Старожилы, выходцы из Союза, относятся к нашим рассказам скептически. Как-то разговорились с одной дамой. Дама была довольна собой и очень возмущалась олимами.
-- Каждый рассказывает сказки. У всех были квартиры. Машины были. Зарабатывали хорошо. Зачем едут? Зачем -- если там так хорошо?
-- А вы зачем приехали?
-- Но мы же давно.
-- Ну, а мы теперь. Кто-то раньше, а кто-то позже. Главное, что приехали.
Собеседница не поняла, взглянула удивленно.
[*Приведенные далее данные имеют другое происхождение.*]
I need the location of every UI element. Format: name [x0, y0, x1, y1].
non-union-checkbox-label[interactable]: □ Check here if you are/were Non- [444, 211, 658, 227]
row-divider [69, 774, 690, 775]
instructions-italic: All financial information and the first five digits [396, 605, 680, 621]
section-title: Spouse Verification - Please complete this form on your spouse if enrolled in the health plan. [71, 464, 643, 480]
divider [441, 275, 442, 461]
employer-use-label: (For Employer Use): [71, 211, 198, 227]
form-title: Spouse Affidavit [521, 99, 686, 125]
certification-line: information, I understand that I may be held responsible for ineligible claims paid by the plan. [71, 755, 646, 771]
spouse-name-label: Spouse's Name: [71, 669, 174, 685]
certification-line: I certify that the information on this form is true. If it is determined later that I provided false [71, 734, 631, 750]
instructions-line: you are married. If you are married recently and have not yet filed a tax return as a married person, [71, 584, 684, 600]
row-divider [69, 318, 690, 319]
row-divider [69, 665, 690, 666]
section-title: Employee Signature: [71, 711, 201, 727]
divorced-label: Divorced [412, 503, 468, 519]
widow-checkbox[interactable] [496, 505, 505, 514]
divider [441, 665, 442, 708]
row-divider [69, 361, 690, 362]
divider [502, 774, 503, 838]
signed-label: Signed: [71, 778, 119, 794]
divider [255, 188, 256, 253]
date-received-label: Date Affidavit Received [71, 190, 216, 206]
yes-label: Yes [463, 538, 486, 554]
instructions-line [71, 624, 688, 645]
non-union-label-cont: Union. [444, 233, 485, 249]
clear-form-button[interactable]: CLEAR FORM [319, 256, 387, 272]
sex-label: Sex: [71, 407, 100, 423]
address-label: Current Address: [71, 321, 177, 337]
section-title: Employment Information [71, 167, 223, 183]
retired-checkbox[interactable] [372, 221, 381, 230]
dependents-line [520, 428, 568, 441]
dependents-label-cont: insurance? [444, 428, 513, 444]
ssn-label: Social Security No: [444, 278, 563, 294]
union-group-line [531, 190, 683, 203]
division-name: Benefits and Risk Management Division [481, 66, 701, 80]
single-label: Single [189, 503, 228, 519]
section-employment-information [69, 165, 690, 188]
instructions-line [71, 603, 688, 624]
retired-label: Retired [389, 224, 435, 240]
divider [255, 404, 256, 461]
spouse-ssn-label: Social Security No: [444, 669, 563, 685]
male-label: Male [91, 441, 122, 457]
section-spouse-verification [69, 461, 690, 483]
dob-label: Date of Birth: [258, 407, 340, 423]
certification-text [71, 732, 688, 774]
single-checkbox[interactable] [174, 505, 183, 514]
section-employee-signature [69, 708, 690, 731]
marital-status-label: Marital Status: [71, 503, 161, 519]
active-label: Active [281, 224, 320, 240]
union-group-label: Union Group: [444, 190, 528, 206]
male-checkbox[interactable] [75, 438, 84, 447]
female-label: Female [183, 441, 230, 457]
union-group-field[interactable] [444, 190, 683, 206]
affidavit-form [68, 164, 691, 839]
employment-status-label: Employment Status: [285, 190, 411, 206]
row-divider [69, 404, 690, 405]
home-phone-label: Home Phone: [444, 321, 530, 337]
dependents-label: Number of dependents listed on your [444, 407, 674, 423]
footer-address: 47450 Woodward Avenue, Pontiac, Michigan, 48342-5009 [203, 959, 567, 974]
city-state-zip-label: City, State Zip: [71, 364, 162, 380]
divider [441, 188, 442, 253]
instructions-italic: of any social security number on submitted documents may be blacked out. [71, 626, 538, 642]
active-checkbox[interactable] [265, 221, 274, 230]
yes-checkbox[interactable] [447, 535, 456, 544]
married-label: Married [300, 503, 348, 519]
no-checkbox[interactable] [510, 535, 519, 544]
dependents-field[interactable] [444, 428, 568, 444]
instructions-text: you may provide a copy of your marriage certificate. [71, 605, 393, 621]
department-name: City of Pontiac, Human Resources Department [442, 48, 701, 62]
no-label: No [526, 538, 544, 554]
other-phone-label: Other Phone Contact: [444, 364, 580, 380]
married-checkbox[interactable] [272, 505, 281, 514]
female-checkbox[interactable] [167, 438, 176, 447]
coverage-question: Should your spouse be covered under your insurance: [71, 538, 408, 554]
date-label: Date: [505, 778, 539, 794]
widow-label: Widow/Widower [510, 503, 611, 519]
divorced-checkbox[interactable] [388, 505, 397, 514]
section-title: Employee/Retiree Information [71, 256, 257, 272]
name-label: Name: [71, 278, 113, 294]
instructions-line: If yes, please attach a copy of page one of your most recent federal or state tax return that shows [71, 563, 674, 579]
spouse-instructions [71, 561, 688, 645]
Она говорила уже на ломаном русском, уехала тридцать пять лет тому из коммунальной московской квартиры. Так и осталась Россия в ее голове коммунальной. А у нее, у дамы, теперь возле самого моря красивая квартира и доход приличный, хоть вначале и были трудные годы. А у дочки вилла в три этажа, и сын при деле. Только олимы из России не вписываются в ее душевный комфорт.
-- Все требуют, все им не так. А везут с тобой!.. Я смотрю, что везут с собой на багаже. Барахло. Ну, самое настоящее барахло. Лучше бы кто-нибудь привез с собой миллион, открыл дело. И другим была бы работа.
Насчет миллиона эта женщина с кем-то нас перепутала. Может быть, с американцами. Откуда у нас миллионы? Даже те немногие рубли, что скопили за свою трудовую жизнь, не дали нам взять с собой, вывозить деньги не раз? решалось. Ограбила нас родная страна. Все нажитое бросили. Немногое, правда, можно было положить в багаж. Собеседница говорит "барахло". А моя знакомая олимка, получив багаж, обнимала и гладила нехитрый гостиный гарнитур. Жили не богато, не бедно, нормально жили, и была у них обыкновенная приличная мебель. И радовалась она своему диванчику не потому, что такая уж шмоточница, а просто поставила это барахло в немилой чужой съемной квартире и на миг почувствовала себя дома.
Ограбила нас бывшая наша родина. Ну, а эта, историческая? Эта -- не грабит, даже немного деньжат подбросила, чтобы не помирали с голоду. Но в общем не очень-то и она нас жалует.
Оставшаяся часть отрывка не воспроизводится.